Though Kafka never married he had many affairs. One of these women claimed he was the father of her child, but her claims were never substantiated.

Kafka was a prolific writer, but he received little recognition during his lifetime. He instructed his friend Max Brod to burn, all his published and unpublished writings without reading them after his death. Brod refused. He published most of Kafka’s works between 1925 and 1935.

Kafka’s last lover, Dora Diament also ignored his wishes and kept 20 notebooks and 35 letters. The Gestapo confiscated them from Diament in 1933. Scholars continue to look for these works in hopes that they were not destroyed.

Kafka’s work began to attract a larger audience and he received critical acclaim after his death. One of the challenges Brod faced in editing his friend’s work was that Kafka often didn’t write in order. He wrote as the ideas came to him and arranged them later. Brod also deleted risqué passages of Kafka’s diaries to shield his friend’s reputation.

After Brod’s death, he left Kafka’s unpublished works to his secretary, Esther Hoffe.
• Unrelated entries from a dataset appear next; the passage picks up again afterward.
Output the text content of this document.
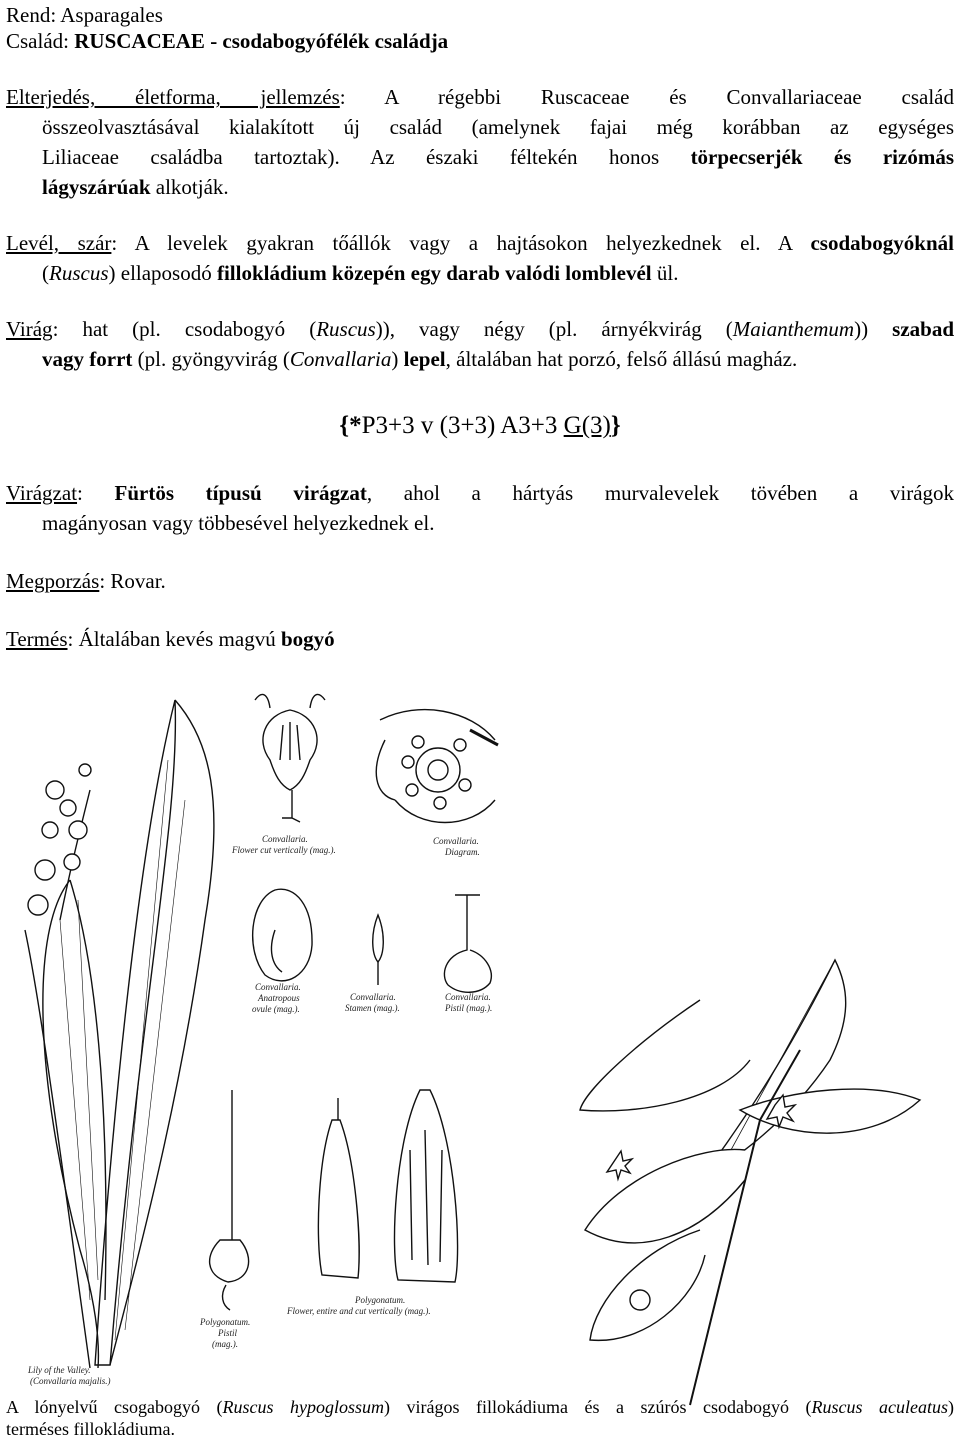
Rend: Asparagales
Család: RUSCACEAE - csodabogyófélék családja
Elterjedés, életforma, jellemzés: A régebbi Ruscaceae és Convallariaceae család
összeolvasztásával kialakított új család (amelynek fajai még korábban az egységes
Liliaceae családba tartoztak). Az északi féltekén honos törpecserjék és rizómás
lágyszárúak alkotják.
Levél, szár: A levelek gyakran tőállók vagy a hajtásokon helyezkednek el. A csodabogyóknál
(Ruscus) ellaposodó fillokládium közepén egy darab valódi lomblevél ül.
Virág: hat (pl. csodabogyó (Ruscus)), vagy négy (pl. árnyékvirág (Maianthemum)) szabad
vagy forrt (pl. gyöngyvirág (Convallaria) lepel, általában hat porzó, felső állású magház.
{*P3+3 v (3+3) A3+3 G(3)}
Virágzat: Fürtös típusú virágzat, ahol a hártyás murvalevelek tövében a virágok
magányosan vagy többesével helyezkednek el.
Megporzás: Rovar.
Termés: Általában kevés magvú bogyó
Convallaria.
Flower cut vertically (mag.).
Convallaria.
Diagram.
Convallaria.
Anatropous
ovule (mag.).
Convallaria.
Stamen (mag.).
Convallaria.
Pistil (mag.).
Polygonatum.
Pistil
(mag.).
Polygonatum.
Flower, entire and cut vertically (mag.).
Lily of the Valley.
(Convallaria majalis.)
A lónyelvű csogabogyó (Ruscus hypoglossum) virágos fillokádiuma és a szúrós csodabogyó (Ruscus aculeatus)
terméses fillokládiuma.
She released or sold some of the works, but left the Bulk of Kafka’s papers to her daughters who refused to publish them.

Many literary critics and scholars have tried to analyze Kafka’s life and his works. Some believe his work is political others insist it is a reflection of his legal career and his opinions about the legal system. Still others contend his work reflects his conflict with his father and authority. I recommend you read his work and enjoy it without trying to label it.